TIME: What role can South Africa play in the rest of Africa? Botha: We do not have the resources in South Africa to play a major role in preventing the disintegration of a large part of Africa south of the Sahara. But we do have expertise and technologies tailored to Africa's demands and circumstances. I have a vision, for instance, of a hydroelectric-power station at Inga on the Zaire River. It could be the biggest in the world. South Africa could become an anchor buyer in a southern African power grid, which is literally light at the end of the tunnel.

TIME: Sub-Saharan Africa has a huge propensity for disaster. Can South Africa escape this fate?

Botha: If this fate is unavoidable, then a huge part of this earth will become your headache. I can't imagine an American or a European living in affluence, with only 10% of the world's people consuming more than half the world's natural resources. The world is getting smaller. You can't hide the atrocities, the degeneration, the plights, the sadness and the tragedies of millions of people. Morality is no longer a question of time and place.

TIME: Is the African National Congress acquiring the political skills needed to guide this country into the future?

Botha: After two years, I can certainly say the caliber of argument in the Cabinet is high. It's as good as you'll get in any country in the world. In Parliament there's more tension, more emotion, and there you see dissent and intolerance to a degree that I hope will be reduced.
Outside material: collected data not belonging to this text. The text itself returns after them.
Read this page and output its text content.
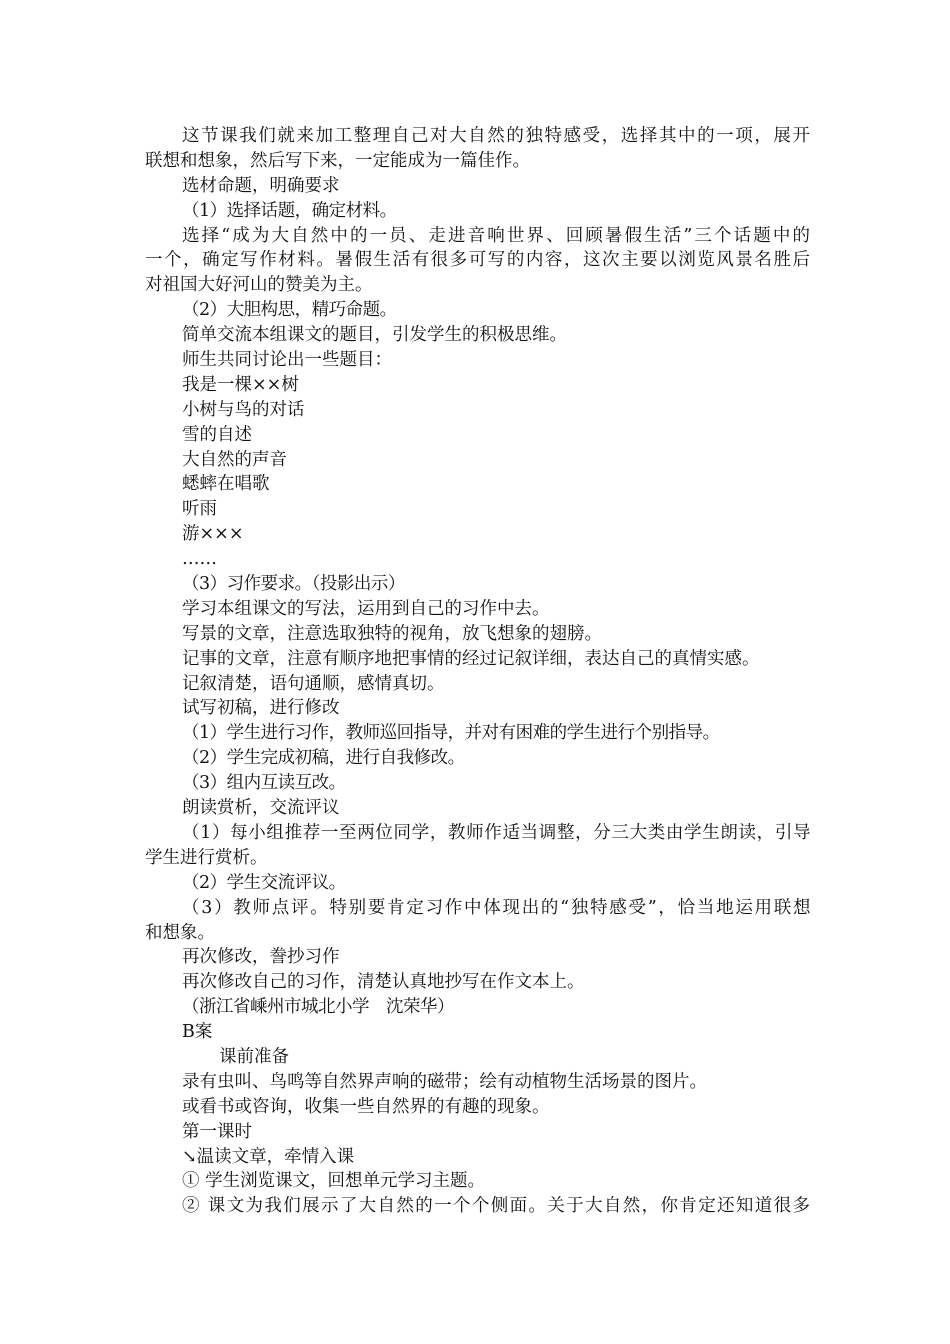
这节课我们就来加工整理自己对大自然的独特感受，选择其中的一项，展开
联想和想象，然后写下来，一定能成为一篇佳作。
选材命题，明确要求
（1）选择话题，确定材料。
选择“成为大自然中的一员、走进音响世界、回顾暑假生活”三个话题中的
一个，确定写作材料。暑假生活有很多可写的内容，这次主要以浏览风景名胜后
对祖国大好河山的赞美为主。
（2）大胆构思，精巧命题。
简单交流本组课文的题目，引发学生的积极思维。
师生共同讨论出一些题目：
我是一棵××树
小树与鸟的对话
雪的自述
大自然的声音
蟋蟀在唱歌
听雨
游×××
……
（3）习作要求。（投影出示）
学习本组课文的写法，运用到自己的习作中去。
写景的文章，注意选取独特的视角，放飞想象的翅膀。
记事的文章，注意有顺序地把事情的经过记叙详细，表达自己的真情实感。
记叙清楚，语句通顺，感情真切。
试写初稿，进行修改
（1）学生进行习作，教师巡回指导，并对有困难的学生进行个别指导。
（2）学生完成初稿，进行自我修改。
（3）组内互读互改。
朗读赏析，交流评议
（1）每小组推荐一至两位同学，教师作适当调整，分三大类由学生朗读，引导
学生进行赏析。
（2）学生交流评议。
（3）教师点评。特别要肯定习作中体现出的“独特感受”，恰当地运用联想
和想象。
再次修改，誊抄习作
再次修改自己的习作，清楚认真地抄写在作文本上。
（浙江省嵊州市城北小学　沈荣华）
B案
课前准备
录有虫叫、鸟鸣等自然界声响的磁带；绘有动植物生活场景的图片。
或看书或咨询，收集一些自然界的有趣的现象。
第一课时
↘温读文章，牵情入课
① 学生浏览课文，回想单元学习主题。
② 课文为我们展示了大自然的一个个侧面。关于大自然，你肯定还知道很多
TIME: Does South Africa have time to make the necessary changes?

Botha: Some years ago, I had 40 minutes to tell Jimmy Carter my vision of the future in which apartheid would disappear. I was asked the same question: Do you have the time? Will the locomotive of history not crash before your dreams are realized? My reply was to ask whether anybody could have predicted a year before his election that Carter would become President. In the field of man-made activities, you can stop a locomotive. You can gain time, and you can even turn it back. Henry Kissinger once said to me, "Do you ever have the feeling of being on the right track moving in the wrong direction?" We are on the right track, but not yet going in the right direction. We can head in the right direction only if we have the support of the major industrialized countries. Even if there is no moral consideration, they must be persuaded that we will become a bigger headache for them if we go the wrong way.